I’ve worked with these people.

I’ve lead these people.

I’ve coached these people.

Heck, I AM these people.

Again, trauma knows no bounds. And, unfortunately, achievement and success can mask underlying pain in such a way that it festers and continues to hold power over us.

In your leadership journey, what self-limiting assumptions grip you and underpin your own hard-wired reactive modes of operation?

Richard Rohr, and just about every great wisdom teacher in their own way, has said “Pain not transformed is transmitted.” Executives, entrepreneurs, CEOs and, really, leaders of all kinds have enormous reach and thus enormous ability to transmit pain – onto their employees, their clients, their families, their community stakeholders, and their environment.

I sat back in my chair and scanned the leadership struggles I had throughout my career. The links between these issues and the beliefs formed in my own adverse experiences began to come into focus. And, in those clients that are looking to take the deeper dives into their own leadership struggles, this is often what’s uncovered as we work to release the grip of belief systems that are no longer of service.

Having the courage to finally name it holds much power in transforming it.

While Moving the Human Spirit’s course presented me with a rich trauma-informed lens to add more depth and breadth to my coaching practice it, of course, didn’t answer all my questions. As all good training does, it stirred up deeper curiosities around how trauma impacts leaders and, most importantly, how we can leverage these experiences to cultivate our own growth and wisdom.

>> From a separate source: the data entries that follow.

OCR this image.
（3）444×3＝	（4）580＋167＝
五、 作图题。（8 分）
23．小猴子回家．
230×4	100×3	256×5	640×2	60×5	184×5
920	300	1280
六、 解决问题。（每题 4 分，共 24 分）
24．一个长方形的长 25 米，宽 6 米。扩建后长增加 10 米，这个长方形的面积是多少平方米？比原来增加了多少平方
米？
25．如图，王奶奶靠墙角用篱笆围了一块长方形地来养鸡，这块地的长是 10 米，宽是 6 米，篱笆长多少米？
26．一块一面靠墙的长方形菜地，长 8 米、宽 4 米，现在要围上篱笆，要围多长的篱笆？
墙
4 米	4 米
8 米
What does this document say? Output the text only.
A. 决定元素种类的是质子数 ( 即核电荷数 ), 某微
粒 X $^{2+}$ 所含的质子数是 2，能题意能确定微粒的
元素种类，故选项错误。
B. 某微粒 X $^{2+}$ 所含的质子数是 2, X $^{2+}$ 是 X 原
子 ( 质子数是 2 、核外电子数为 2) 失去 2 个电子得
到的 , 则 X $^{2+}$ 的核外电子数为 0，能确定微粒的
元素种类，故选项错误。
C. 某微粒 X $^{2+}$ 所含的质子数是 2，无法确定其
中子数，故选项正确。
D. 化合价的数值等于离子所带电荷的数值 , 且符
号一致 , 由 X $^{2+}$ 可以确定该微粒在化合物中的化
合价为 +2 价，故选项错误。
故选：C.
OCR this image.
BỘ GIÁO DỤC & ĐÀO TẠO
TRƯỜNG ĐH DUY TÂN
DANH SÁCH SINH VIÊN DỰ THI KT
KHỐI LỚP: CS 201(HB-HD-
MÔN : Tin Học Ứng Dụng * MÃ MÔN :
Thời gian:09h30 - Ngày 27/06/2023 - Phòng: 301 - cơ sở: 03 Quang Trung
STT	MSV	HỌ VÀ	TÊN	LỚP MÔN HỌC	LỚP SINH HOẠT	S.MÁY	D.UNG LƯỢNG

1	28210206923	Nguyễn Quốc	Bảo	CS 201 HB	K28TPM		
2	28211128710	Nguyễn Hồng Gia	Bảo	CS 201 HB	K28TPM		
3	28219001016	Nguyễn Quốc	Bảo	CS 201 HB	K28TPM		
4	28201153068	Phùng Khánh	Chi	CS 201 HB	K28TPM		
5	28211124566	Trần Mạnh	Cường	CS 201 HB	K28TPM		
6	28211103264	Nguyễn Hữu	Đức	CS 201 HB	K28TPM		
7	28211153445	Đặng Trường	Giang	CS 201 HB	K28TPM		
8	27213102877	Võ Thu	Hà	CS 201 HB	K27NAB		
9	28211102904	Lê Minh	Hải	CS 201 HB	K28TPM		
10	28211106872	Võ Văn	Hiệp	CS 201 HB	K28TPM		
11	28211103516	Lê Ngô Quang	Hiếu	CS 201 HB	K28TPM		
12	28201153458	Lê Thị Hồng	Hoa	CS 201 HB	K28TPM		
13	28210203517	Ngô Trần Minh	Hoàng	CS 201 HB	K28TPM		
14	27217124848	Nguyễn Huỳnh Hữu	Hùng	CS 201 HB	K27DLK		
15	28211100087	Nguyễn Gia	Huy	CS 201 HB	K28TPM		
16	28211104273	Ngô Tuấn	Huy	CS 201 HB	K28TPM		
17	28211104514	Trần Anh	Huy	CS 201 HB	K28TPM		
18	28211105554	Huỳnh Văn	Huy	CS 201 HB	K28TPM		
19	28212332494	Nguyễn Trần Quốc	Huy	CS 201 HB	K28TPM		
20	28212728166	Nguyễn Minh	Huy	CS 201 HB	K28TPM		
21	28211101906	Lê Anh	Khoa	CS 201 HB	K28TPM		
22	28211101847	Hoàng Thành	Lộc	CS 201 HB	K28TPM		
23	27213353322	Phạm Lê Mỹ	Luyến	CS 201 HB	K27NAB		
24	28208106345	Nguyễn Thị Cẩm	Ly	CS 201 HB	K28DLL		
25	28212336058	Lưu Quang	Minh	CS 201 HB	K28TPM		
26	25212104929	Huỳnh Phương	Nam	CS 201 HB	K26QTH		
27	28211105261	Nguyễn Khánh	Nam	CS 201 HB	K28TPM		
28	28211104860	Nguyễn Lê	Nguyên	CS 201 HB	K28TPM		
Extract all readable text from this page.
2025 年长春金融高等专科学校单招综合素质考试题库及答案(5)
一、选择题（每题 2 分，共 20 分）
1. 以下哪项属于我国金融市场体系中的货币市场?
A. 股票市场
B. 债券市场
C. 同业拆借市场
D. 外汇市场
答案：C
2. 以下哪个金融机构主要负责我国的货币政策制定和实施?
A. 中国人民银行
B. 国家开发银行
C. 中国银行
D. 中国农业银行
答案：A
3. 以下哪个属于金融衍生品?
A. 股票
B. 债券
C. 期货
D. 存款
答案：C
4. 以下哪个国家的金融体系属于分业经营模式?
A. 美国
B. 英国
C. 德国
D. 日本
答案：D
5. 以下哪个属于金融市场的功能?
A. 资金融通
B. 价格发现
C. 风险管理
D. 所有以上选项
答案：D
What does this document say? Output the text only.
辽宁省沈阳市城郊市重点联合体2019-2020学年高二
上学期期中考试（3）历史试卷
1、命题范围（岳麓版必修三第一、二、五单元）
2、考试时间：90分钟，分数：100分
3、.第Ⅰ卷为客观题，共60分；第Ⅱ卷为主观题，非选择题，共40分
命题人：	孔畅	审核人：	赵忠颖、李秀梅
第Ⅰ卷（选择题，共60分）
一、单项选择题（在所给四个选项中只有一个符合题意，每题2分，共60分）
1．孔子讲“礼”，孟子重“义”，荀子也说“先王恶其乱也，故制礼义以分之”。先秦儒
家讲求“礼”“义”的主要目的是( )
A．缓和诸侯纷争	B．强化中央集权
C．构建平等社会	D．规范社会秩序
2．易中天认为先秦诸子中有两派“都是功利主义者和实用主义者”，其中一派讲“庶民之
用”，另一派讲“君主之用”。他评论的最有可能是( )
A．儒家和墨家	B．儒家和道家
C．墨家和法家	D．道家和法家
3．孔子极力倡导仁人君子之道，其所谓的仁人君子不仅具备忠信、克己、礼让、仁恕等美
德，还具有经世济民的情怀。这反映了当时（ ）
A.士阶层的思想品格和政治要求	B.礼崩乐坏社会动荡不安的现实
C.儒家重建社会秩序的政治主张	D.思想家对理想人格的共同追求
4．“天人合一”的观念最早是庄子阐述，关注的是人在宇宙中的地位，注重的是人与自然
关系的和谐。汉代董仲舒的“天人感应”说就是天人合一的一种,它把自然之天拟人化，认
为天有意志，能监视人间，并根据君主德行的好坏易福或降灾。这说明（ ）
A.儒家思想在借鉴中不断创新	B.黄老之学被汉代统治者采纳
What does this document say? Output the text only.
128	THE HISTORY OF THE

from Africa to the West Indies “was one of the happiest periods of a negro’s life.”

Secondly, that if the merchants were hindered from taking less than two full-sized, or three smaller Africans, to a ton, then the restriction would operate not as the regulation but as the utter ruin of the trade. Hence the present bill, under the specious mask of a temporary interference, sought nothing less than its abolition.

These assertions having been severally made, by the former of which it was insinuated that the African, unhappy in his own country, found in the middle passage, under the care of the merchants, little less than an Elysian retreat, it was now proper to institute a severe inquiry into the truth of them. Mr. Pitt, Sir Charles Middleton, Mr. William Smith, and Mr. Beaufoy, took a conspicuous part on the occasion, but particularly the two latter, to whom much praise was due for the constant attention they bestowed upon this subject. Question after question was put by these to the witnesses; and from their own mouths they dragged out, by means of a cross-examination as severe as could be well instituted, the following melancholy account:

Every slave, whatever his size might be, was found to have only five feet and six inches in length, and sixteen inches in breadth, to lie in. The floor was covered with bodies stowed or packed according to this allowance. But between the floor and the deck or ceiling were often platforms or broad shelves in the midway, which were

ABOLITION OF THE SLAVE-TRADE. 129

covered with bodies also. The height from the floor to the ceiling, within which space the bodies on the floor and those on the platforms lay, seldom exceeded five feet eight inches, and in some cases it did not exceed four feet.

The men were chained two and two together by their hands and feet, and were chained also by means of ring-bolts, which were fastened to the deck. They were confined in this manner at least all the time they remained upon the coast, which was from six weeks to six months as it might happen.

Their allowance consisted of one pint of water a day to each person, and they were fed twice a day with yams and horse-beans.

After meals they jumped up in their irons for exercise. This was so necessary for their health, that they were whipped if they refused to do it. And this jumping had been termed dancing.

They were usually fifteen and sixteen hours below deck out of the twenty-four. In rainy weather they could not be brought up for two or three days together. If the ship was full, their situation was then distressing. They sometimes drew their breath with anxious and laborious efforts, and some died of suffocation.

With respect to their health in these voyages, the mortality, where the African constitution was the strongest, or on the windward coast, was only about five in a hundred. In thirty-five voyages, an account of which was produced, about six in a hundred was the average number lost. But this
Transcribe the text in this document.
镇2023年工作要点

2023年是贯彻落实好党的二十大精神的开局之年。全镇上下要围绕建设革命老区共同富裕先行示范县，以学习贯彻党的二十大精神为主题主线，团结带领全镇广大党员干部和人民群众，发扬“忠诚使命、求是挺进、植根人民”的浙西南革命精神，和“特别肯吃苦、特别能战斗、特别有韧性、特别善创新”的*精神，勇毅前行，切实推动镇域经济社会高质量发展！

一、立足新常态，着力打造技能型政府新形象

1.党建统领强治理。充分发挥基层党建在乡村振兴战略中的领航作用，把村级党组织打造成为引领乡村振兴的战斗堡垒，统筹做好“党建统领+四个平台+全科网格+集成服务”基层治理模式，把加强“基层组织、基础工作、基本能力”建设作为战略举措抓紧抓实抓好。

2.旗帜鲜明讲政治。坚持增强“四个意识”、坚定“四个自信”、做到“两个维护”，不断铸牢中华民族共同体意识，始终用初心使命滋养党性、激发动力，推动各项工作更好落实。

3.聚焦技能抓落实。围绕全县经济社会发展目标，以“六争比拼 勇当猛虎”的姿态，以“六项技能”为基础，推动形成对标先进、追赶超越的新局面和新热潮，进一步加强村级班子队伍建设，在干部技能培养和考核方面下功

In your leadership journey, what self-limiting assumptions grip you and underpin your own hard-wired reactive modes of operation?

I know this isn’t the easiest question to answer. Clients work in coaching programs for months, and sometimes years, to gain clarity around their internal drivers and belief systems. Often, the answers that first arise are just the top layer of what can morph into lifelong inquiry.

It’s important work. The effort we take, as leaders, to name and transform our own trauma impacts not only what we transmit to others but, ultimately, our leadership effectiveness.